Edit: For a real php treat, consider this yaml document N: true. As per yaml 1.1 spec, N is parsed as boolean false, for php equivalent to 0, thus resulting in:

>>> $yaml = "N: true";
=> "N: true"

>>> yaml_parse($yaml);
=> [
     true,
   ]

To get the probably intended structure, the N has to quoted:

>>> $yaml = "'N': true";
=> "'N': true"

>>> yaml_parse($yaml);
=> [
     "N" => true,
   ]
vaheen commented 1 year ago

That means forcing keys to be strings would be violating the YAML-Spec And that means in short: If you want to ensure something is interpreted as a string, quote it.

changing the format of someone else's yaml file is not an option !

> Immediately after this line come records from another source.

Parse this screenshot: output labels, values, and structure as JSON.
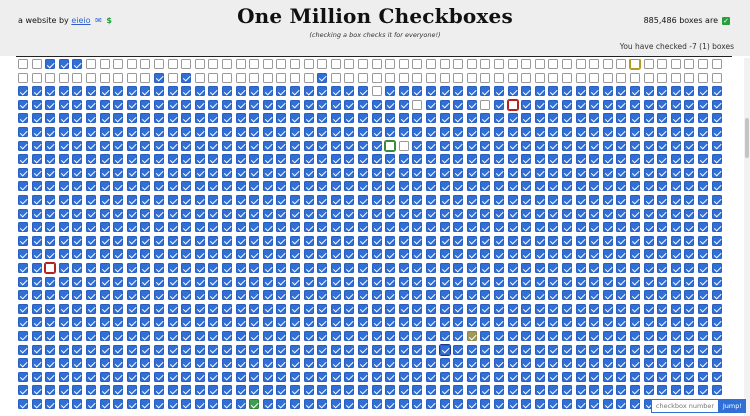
{
  "header": {
    "byline_prefix": "a website by",
    "author": "eieio",
    "dollar_icon": "$",
    "title": "One Million Checkboxes",
    "subtitle": "(checking a box checks it for everyone!)",
    "count_text": "885,486 boxes are",
    "checked_text": "You have checked -7 (1) boxes"
  },
  "jump": {
    "placeholder": "checkbox number",
    "button_label": "Jump!"
  },
  "grid": {
    "columns": 52,
    "visible_rows": 26,
    "colors": {
      "checked": "#2f6fd6",
      "unchecked": "#ffffff",
      "highlight_red": "#b32222",
      "highlight_gold": "#b39b22",
      "highlight_green": "#3b8a3b"
    },
    "rows": [
      "0011100000000000000000000000000000000000000000000000",
      "0000000000101000000000100000000000000000000000000000",
      "1111111111111111111111111101111111111111111111111111",
      "1111111111111111111111111111101111011111111111111111",
      "1111111111111111111111111111111111111111111111111111",
      "1111111111111111111111111111111111111111111111111111",
      "1111111111111111111111111111011111111111111111111111",
      "1111111111111111111111111111111111111111111111111111",
      "1111111111111111111111111111111111111111111111111111",
      "1111111111111111111111111111111111111111111111111111",
      "1111111111111111111111111111111111111111111111111111",
      "1111111111111111111111111111111111111111111111111111",
      "1111111111111111111111111111111111111111111111111111",
      "1111111111111111111111111111111111111111111111111111",
      "1111111111111111111111111111111111111111111111111111",
      "1111111111111111111111111111111111111111111111111111",
      "1111111111111111111111111111111111111111111111111111",
      "1111111111111111111111111111111111111111111111111111",
      "1111111111111111111111111111111111111111111111111111",
      "1111111111111111111111111111111111111111111111111111",
      "1111111111111111111111111111111111111111111111111111",
      "1111111111111111111111111111111111111111111111111111",
      "1111111111111111111111111111111111111111111111111111",
      "1111111111111111111111111111111111111111111111111111",
      "1111111111111111111111111111111111111111111111111111",
      "1111111111111111111111111111111111111111111111111111"
    ],
    "highlights": [
      {
        "row": 0,
        "col": 45,
        "style": "gold"
      },
      {
        "row": 3,
        "col": 36,
        "style": "red"
      },
      {
        "row": 6,
        "col": 27,
        "style": "green"
      },
      {
        "row": 15,
        "col": 2,
        "style": "red"
      },
      {
        "row": 20,
        "col": 33,
        "style": "olive"
      },
      {
        "row": 21,
        "col": 31,
        "style": "blue"
      },
      {
        "row": 25,
        "col": 17,
        "style": "greenfill"
      }
    ]
  }
}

These entries are equally valid in yaml. The first in not supported by yaml_parse() as it mangles the interpreted float (1.1), which the code casts as an integer (of 1) for the key.

    1.1: x
    1.1.1: y

the second entry can't be interpreted as a number and therefore has no issue being read as intended

tomterl commented 1 year ago

I assumed you had control over the file - my bad.

In any case, for the same reason you are giving (changing other peoples yaml files is not an option), the extension cannot really force all keys to be strings.

Handling IS_DOUBLE differently (line 448 in parse.c) could be an option, but would be a breaking change I think.

(I still think projects using version-strings as keys without quoting are at fault, because, mostly unintentionally IMHO, they mix data types (some versions being numbers, other's being strings))

[...]These entries are equally valid in yaml.

Yes, YAML allows floating point numbers as keys, but PHP does not - the extension could work around that, as mentioned above, but not for all incompatabilities between YAML and php.

take boolean values: php does not allow true boolean keys; a yaml document with true and 1 or false and 0 keys would loose one entry:

> $y = '{true: "true", 1: "one", false: "false", 0: "zero"}';
= "{true: "true", 1: "one", false: "false", 0: "zero"}"

> yaml_parse($y);
= [
    1 => "one",
    0 => "zero",
  ]

Quoting the keys does not help, because while the entries are preserved:

> $y = '{"true": "true", 1: "one", "false": "false", 0: "zero"}';
= "{"true": "true", 1: "one", "false": "false", 0: "zero"}"

> yaml_parse($y);
= [
    "true" => "true",
    1 => "one",
    "false" => "false",
    0 => "zero",
  ]

the semantics of the keys get lost:

> "false" == true;
= true
vaheen commented 1 year ago

not a question, this is a bug, the library can not read simple yaml files correctly

tomterl commented 1 year ago

not a question, this is a bug, the library can not read simple yaml files correctly

I tried to explain: This is not as black and white as you perceive it. YAML as a format sucks if used with inconsistencies like using unquoted version strings or unquoted boolean values as keys in mappings, because it clashes with language capabilities - php is not the only language with problems in that regard, C has no real boolean values, too and falls prey to the same problems as php in this regard.

And again: Solving your problem by implicit conversion to string can lead to subtle bugs elsewhere. Please read https://ruudvanasseldonk.com/2023/01/11/the-yaml-document-from-hell to get a feeling for the complexity of the situation. Your problem stems from a clash of capabilities of data-representation in YAML and php, one allows for floating-point values as keys, the other not. Implicit casts are not a solution to that problem, but a mere workaround.

You find the version-keys 'simple', because you know their semantics, a yaml-parser cannot share into this knowledge, and another document type might have very different needs. The code base isn't that complex, if you have an idea how to solve your problem without throwing everyone else under the bus, I'm sure a patch would be discussed - but failing to understand the underlying problem, because it clashes with your wrong assumptions about yaml isn't very helpful to the process.

Edit: To me this version as key usage is a classic case of BIBO (Bullshit In, Bullshit Out).